Ralph laughed at her. “Well, even if I don’t share such desires with you, Kit, how about all of us going for a picnic one of these days. It seems to me that the ground isn’t too wet for one, and it would do us all good to stop worrying about Billie since there is nothing we can do to hasten his recovery. Do you agree, Buzzy?”
“That’s a swell idea, Ralph,” he replied, chewing on a blade of grass. “Why not make it tomorrow. I’ll ask Mom to pack us up some food.”
“No, leave that to us, Buzzy,” Jean interrupted. “We’ve got some steaks in the house that are just asking to be broiled outdoors over a charcoal fire. With those and some fruit and coffee, we should have enough. Let’s plan to leave here around five and make an evening of it.”
“What good times a large family can have,” Ralph said as he slipped his arm through Jean’s on a walk through the garden later. “Sometimes I wish I had been lucky enough to have had brothers and sisters. You feel so odd when you are all the family yourself.”

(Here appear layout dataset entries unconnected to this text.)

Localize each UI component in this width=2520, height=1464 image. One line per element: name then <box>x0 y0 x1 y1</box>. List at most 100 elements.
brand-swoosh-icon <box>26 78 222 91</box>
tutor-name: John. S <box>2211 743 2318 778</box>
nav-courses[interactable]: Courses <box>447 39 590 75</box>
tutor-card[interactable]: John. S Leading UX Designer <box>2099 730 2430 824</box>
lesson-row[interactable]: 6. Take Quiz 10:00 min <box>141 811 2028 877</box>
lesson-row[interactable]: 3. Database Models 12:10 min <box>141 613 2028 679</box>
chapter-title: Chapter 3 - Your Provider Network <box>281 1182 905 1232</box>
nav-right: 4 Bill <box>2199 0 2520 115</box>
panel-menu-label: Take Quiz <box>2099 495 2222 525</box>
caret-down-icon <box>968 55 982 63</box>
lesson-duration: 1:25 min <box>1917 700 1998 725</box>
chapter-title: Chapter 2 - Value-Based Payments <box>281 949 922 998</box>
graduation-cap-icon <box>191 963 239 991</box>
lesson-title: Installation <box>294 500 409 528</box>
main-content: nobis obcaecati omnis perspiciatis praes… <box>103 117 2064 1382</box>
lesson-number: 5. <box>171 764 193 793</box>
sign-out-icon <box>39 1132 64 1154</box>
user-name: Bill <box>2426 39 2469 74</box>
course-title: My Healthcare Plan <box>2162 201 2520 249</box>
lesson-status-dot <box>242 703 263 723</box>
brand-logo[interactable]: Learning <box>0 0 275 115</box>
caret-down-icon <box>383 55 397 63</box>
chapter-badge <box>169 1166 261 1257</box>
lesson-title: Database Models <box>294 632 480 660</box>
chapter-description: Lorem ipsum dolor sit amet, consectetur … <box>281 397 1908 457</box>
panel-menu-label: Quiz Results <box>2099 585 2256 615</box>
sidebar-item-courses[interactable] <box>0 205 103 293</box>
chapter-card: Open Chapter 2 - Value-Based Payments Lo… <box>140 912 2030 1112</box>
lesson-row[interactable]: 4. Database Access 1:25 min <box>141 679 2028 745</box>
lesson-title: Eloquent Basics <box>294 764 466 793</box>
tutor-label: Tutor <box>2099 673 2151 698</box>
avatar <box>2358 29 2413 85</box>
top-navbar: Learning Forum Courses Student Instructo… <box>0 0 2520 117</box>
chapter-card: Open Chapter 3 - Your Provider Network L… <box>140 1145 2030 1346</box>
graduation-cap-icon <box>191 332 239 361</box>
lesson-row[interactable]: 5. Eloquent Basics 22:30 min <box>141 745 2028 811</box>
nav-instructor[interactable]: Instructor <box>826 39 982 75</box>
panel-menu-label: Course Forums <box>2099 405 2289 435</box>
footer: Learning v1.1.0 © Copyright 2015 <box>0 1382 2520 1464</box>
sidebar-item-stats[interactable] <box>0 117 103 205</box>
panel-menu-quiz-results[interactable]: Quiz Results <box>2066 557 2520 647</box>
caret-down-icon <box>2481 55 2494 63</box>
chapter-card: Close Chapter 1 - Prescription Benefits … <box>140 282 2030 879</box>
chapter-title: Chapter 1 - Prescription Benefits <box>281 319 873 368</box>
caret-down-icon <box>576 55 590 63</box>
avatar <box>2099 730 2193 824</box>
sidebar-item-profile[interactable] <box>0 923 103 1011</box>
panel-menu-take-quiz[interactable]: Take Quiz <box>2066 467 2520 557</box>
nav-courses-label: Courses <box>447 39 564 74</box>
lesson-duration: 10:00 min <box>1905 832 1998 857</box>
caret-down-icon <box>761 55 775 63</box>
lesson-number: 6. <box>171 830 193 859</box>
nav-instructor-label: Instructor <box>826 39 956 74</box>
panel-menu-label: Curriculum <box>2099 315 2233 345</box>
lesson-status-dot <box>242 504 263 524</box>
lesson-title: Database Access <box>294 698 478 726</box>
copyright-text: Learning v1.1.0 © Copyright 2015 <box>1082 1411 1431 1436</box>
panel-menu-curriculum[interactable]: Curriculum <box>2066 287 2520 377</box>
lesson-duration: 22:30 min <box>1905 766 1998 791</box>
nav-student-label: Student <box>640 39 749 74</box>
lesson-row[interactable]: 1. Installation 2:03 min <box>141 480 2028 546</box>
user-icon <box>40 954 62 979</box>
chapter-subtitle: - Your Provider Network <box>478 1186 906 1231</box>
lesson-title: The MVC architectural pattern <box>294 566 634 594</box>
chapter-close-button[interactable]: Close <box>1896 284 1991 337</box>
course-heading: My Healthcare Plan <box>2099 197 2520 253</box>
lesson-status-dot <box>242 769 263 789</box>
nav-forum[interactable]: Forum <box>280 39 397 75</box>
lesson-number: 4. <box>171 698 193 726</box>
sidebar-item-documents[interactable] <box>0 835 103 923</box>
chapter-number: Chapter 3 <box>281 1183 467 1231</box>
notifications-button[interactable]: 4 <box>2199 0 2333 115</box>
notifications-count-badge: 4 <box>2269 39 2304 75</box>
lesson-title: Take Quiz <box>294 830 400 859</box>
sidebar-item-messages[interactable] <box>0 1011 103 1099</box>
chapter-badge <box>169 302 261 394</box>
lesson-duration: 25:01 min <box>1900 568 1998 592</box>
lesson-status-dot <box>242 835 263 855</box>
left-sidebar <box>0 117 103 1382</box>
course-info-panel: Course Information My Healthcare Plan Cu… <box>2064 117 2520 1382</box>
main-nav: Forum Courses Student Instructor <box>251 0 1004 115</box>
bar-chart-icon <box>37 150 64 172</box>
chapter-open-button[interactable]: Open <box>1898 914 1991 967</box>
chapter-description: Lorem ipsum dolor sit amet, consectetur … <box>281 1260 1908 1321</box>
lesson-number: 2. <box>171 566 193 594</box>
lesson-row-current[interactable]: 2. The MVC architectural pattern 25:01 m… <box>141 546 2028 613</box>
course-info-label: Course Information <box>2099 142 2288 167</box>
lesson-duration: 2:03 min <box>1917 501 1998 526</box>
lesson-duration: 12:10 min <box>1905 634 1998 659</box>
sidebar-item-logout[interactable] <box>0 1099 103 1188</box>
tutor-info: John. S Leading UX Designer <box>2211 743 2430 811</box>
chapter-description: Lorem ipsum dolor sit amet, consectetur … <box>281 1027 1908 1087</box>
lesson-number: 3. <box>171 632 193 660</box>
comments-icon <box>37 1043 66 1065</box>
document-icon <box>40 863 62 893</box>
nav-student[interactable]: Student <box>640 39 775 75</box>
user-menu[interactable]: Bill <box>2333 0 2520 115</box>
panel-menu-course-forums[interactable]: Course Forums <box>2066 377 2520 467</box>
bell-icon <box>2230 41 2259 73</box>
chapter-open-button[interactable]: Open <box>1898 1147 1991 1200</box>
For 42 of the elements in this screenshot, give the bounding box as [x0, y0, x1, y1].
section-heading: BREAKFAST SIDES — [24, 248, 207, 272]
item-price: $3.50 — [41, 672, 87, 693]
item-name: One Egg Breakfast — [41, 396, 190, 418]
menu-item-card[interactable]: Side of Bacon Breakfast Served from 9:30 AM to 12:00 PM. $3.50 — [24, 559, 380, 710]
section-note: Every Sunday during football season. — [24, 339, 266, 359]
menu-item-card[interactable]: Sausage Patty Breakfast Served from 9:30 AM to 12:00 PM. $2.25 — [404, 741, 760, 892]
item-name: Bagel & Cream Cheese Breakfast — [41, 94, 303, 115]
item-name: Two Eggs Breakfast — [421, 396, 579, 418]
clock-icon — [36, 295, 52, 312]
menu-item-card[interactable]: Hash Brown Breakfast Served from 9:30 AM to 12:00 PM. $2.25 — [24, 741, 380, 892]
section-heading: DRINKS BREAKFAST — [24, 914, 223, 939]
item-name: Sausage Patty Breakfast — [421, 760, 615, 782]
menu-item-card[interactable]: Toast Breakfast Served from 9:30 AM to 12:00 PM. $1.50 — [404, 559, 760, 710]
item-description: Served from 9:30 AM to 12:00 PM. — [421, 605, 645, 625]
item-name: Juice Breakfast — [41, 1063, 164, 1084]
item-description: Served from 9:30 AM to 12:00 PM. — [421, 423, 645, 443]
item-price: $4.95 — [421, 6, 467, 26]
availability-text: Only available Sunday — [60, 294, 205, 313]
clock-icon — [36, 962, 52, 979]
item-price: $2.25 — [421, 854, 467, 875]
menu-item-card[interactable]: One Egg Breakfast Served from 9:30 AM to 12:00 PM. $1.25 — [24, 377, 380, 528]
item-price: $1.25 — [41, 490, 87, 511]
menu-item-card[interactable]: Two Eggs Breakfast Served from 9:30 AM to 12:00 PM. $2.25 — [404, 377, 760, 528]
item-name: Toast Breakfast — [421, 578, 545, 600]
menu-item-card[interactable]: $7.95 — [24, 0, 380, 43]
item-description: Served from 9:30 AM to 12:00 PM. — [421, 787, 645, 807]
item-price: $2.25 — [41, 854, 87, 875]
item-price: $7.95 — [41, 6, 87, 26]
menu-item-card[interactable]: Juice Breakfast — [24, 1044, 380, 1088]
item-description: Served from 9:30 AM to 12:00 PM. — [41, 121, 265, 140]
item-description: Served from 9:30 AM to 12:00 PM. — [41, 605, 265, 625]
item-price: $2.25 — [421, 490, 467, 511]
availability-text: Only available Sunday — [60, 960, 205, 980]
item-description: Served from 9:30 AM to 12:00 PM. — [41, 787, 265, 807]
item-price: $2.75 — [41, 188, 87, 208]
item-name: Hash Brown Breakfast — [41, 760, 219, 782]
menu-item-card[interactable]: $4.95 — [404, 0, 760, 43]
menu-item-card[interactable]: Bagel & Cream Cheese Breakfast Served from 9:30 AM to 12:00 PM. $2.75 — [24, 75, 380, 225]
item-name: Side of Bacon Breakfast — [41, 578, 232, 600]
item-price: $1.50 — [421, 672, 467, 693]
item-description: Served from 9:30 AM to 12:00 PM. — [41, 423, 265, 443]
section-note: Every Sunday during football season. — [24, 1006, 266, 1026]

The next evening Kit, Buzzy, Jean, and Ralph hiked down the river to a small beach that seemed to all of them ideal for a picnic. It was Buzzy who had suggested the spot. He said he and the other boys used to go there a lot in the summer to fish and swim. While the boys built the fire, Kit and Jean walked on down the river a little way.
Not far off, the girls found some violets and picked some to take home. Looking across the river, Jean saw an old house nestled among the trees. “Who lives there, do you know, Kit? I never saw it before.”
“It’s Cynthy Allen’s place. People say she’s queer, but I don’t think so. She’s real old, over seventy. But she thinks she is only about seventeen, and she’s always doing flighty things. She’s lived out in the woods ever since she ran away from her family years ago. Once she started to make doughnuts and they found her hanging them on nails all over the kitchen. So people have been afraid of her ever since. Isn’t that silly?”
“Let’s go over to see her some day. Want to?”
“Sure. I’ll bet she gets lonely there, all by herself. Say, we’d better start back. That fire ought to be started by now.”